Here are three observations I plan on making at Data Modeling Zone that summarize the last 12 months on our data modeling profession:
- Our customer, the data scientist. I am finding more and more, a strong overlap between the activities of a data modeler and those of a data scientist. In the book Julia for Data Science, Zack Voulgaris covers the data science tasks including data preparation. Data preparation is all about understanding the data including its definitions, formatting, and lineage. It’s an activity we do quite often as modelers. These past 12 months we have started working more closely with data scientists and I can see this is only the beginning of a very close relationship where in some cases we are working with and in other cases working for the data scientist. Bill Inmon calls a subset of data preparation textual disambiguation.
- DW’s reincarnation as the data lake. Speaking of Bill, I always quote Bill Inmon’s original definition of a data warehouse (DW) as a subject-oriented, non-volatile, time-variant, integrated set of data. Bill has recently written Data Lake Architecture. Over the past months, the concept of a data lake has been discussed in many of my training classes and also during several of my consulting assignments. I see the data lake meeting Bill’s original DW definition plus accommodating more complex types of data (e.g. big data) such as sensor readings and documents.
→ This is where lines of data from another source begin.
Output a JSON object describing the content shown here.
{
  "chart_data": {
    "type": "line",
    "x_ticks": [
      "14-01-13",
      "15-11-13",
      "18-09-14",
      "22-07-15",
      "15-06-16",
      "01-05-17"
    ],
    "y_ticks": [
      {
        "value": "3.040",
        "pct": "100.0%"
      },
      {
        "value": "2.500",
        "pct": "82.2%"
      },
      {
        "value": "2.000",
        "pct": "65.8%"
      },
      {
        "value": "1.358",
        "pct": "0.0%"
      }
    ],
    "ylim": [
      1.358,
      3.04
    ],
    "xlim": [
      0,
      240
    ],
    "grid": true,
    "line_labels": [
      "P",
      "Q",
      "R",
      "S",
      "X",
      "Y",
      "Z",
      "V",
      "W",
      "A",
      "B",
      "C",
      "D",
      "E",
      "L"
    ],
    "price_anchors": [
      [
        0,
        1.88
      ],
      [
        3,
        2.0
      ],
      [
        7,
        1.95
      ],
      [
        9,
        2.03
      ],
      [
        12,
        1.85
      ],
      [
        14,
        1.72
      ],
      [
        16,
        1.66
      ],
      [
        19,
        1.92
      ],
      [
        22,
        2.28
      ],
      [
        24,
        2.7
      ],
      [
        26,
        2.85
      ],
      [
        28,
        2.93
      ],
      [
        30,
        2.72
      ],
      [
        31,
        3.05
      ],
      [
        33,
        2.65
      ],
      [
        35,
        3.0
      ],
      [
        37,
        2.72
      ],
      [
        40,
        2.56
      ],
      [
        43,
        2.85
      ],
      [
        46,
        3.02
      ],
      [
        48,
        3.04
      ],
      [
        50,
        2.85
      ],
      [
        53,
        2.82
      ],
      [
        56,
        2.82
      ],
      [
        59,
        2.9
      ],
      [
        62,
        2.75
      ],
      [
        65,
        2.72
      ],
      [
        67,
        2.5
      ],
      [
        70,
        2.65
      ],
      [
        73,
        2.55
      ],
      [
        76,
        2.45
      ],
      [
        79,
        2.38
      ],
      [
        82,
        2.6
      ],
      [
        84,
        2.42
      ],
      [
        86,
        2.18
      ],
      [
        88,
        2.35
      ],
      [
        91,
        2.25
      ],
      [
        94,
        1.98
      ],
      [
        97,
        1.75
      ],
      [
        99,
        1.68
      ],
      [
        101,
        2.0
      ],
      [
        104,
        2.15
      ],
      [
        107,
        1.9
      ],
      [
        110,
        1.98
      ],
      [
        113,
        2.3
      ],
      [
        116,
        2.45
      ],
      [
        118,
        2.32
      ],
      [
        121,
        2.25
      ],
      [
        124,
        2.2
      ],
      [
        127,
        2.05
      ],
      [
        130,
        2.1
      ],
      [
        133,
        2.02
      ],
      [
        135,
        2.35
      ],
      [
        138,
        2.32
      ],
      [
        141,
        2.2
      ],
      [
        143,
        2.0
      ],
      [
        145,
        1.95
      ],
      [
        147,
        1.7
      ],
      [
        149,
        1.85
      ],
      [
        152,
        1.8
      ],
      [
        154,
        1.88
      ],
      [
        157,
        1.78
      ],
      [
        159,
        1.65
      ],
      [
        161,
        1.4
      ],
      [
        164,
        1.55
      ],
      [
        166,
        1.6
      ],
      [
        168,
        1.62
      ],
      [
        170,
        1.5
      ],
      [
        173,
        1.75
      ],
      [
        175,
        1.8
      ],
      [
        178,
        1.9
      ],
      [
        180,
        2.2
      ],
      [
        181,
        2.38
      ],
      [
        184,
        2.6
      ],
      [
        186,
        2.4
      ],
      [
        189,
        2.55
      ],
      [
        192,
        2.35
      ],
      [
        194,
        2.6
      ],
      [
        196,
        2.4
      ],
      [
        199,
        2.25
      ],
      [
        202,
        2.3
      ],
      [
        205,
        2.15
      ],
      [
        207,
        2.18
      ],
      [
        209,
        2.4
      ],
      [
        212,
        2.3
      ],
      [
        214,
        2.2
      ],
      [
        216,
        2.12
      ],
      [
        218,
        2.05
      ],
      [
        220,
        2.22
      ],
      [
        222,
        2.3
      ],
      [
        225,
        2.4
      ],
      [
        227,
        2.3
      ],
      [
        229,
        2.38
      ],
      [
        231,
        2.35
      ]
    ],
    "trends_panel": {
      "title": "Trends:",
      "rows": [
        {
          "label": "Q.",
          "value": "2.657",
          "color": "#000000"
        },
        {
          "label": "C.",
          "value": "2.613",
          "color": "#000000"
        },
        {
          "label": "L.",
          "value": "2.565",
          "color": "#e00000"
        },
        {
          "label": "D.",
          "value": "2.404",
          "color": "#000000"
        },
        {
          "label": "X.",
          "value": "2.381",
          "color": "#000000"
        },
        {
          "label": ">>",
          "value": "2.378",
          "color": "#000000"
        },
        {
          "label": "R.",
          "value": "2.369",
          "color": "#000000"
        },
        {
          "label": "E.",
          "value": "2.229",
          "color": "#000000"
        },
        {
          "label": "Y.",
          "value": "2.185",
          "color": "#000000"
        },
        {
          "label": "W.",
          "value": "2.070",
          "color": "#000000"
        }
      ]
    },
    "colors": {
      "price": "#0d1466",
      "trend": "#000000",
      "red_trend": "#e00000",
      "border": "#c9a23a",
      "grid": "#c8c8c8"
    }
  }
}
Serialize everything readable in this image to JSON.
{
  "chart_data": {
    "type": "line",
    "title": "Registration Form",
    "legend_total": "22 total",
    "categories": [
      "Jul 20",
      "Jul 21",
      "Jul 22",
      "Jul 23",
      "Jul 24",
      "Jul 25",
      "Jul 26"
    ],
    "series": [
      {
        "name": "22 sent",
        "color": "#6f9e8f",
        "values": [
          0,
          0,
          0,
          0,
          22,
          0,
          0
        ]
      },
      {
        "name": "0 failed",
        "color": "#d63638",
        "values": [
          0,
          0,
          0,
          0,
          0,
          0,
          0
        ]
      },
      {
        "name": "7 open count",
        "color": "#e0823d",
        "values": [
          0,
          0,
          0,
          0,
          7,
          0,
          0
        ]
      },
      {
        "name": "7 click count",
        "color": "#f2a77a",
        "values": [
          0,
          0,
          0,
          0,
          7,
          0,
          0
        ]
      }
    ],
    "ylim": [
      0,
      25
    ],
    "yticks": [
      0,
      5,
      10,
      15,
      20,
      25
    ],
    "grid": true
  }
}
- Beyond “NoSQL does not mean NoDataModeling.” For the last two Data Modeling Zone events, we have had sessions emphasizing the need for data modeling when NoSQL databases such as MongoDB or NoSQL environments such as Hadoop are being deployed. Over the last 12 months (and it is also reflected in the sessions at Data Modeling Zone), the focus has changed from “NoSQL does not mean NoDataModeling” to “How do we do it?” That is, what modeling techniques allow us to capture and communicate the more varied types of structures (such as nested arrays) common in NoSQL? I see this as a critical step for keeping the data modeler in the much-needed role of analyzing, documenting, and designing data requirements.
These are some of my observations. Please add your thoughts and also share your own observations.